As part of an all-out effort to hold back the widening current account deficit (CAD), which has sent the rupee into a free fall and further weakened the economy, the Finance Ministry is set to announce a major package next week, comprising of a combination of import compression, long-term external commercial borrowing and foreign capital flow management.
Indian rupee’s further depreciation to fresh lows against dollar on Tuesday, confirmed that emergency measures introduced by the Reserve Bank of India last month to curb volatility had failed. This further built pressure on government to introduce new measures to steam its ongoing freefall.
Given that higher CAD is a direct outcome of export earnings falling short of the import bill leading to shortage of dollars, the customs duty on non-essential commodities such as electronic goods, cars and high-end bikes is likely to go up in order to discourage their import.
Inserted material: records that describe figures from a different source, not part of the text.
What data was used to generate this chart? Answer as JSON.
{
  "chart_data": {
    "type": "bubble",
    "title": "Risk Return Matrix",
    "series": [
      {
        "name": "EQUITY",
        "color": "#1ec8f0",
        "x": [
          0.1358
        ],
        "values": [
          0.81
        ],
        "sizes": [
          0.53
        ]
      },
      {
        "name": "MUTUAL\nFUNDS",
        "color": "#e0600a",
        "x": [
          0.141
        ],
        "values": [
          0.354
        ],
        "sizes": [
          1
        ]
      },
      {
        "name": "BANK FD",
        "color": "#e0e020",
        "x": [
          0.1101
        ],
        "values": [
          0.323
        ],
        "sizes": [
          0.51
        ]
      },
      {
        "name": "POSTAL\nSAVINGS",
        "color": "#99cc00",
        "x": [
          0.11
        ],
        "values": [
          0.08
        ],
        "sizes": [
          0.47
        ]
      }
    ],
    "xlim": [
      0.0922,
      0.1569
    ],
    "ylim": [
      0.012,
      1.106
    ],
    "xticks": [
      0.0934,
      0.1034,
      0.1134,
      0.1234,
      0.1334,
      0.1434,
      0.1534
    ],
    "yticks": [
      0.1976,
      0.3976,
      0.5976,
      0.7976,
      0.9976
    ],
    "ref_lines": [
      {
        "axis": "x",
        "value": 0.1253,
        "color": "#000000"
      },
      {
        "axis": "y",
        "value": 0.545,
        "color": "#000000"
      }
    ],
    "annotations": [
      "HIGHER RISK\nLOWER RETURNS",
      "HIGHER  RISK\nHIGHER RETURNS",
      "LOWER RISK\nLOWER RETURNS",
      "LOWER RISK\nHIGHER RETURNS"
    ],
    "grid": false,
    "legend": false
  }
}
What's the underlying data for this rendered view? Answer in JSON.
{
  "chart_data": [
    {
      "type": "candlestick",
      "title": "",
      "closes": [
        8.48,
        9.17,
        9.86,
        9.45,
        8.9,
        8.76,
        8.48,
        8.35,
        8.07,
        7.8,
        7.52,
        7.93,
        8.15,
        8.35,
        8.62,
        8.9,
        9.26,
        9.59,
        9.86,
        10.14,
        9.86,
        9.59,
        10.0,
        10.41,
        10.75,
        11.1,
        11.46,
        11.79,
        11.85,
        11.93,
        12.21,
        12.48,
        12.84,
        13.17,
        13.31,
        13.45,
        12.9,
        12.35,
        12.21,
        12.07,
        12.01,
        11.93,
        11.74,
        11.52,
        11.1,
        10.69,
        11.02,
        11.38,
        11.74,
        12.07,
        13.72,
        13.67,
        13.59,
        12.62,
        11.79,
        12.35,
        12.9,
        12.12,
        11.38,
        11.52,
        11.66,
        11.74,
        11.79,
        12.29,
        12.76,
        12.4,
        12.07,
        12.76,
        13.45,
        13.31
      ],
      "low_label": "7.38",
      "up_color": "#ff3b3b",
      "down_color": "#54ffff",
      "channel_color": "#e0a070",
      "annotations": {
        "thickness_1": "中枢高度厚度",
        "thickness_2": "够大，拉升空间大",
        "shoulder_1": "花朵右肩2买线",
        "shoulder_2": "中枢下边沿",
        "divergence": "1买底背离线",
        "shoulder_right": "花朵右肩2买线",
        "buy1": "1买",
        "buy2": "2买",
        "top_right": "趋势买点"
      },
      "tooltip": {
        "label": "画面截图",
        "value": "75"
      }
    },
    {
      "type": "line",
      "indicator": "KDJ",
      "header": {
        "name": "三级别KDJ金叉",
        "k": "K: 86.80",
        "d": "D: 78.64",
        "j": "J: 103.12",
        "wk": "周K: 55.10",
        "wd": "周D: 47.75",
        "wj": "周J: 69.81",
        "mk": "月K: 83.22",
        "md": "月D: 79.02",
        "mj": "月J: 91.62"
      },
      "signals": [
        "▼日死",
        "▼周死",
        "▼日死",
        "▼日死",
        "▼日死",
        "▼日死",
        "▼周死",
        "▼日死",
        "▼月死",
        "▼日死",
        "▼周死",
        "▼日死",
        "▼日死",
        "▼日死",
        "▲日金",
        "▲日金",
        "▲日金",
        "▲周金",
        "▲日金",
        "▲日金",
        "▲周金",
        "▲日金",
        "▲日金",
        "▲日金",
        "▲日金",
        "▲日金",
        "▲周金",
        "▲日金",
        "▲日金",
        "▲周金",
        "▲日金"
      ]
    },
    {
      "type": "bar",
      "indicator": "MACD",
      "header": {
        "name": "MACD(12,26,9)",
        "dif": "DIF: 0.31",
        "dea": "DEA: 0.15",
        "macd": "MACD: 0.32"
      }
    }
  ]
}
Meanwhile, the government also expects to contain gold imports to the last year's level of 845 million tonnes to save a considerable amount of foreign exchange, which would help contain CAD.
Further, the finance ministry is also counting on the Reserve Bank of India (RBI) easing interest rates and pumping more liquidity into the system to revive the economy once the rupee stabilises and volatility in the currency market has ebbed.
India’s currency has depreciated around 13% of its value over the past four months, prompting the RBI to introduce a series of reforms in mid-July designed to drain liquidity from the economy, including measures to raise short-term lending rates for banks.